There will definitely be a few people I just can’t see before I go. For holidays, logistics, and time will all stack up against us and we’ll have to save our goodbyes for when I come back and visit. For the city itself I am trying to do a few more things I’ve never done here, as well as do my favourite things one last time. The last visits to Montjuic or Tibidabo for THOSE view of Barcelona. The last bottle of cava at Can Paixano…. Although a friend of mine pointed out – don’t worry about re-doing things that you’ve already done; you have a future filled with things you’ve never done, so concentrate on those instead! Wise words. So I’ve decided to just go with the flow, and what will be will be.
Don’t worry about re-doing things that you’ve already done; you have a future filled with things you’ve never done, so concentrate on those instead!

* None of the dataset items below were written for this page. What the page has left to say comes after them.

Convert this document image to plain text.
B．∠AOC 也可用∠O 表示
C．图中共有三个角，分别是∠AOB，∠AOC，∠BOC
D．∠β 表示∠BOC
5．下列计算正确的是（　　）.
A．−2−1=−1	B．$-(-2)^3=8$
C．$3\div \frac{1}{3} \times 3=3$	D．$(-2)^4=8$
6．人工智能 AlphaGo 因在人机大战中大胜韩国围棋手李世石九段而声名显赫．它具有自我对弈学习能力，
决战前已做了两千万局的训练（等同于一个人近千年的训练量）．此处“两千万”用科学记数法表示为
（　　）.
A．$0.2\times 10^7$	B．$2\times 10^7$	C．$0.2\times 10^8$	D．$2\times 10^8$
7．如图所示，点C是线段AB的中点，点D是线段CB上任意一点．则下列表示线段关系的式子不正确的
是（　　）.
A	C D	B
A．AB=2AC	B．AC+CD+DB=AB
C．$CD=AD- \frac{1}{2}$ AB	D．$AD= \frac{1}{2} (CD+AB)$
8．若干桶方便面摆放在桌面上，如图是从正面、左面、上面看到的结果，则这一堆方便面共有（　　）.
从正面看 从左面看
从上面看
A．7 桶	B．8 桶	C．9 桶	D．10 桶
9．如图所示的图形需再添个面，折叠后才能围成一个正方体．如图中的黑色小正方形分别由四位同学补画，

It’s strange, it feels like the end of a relationship. When you have made your decision to split up, but there is still unfinished business to be dealt with. Moving your belongings out of the apartment, those awkward conversations with the in-laws who you may never see again. One last kiss with the Ex perhaps? I have mixed emotions about leaving Barcelona. I know in my heart that it is the right decision for me, as every time I speak about the trip a smile spreads across my face and my eyes shine. It is the right time for me to leave my beloved Barcelona behind, although part of me is sad for the future we won’t have together. But never say never. If Barcelona and I are meant to be together, then we will reunite one day – perhaps for one last fling, perhaps for more.
I will never forget you, you crazy, fun, hot, sexy city. I’ve had a blast!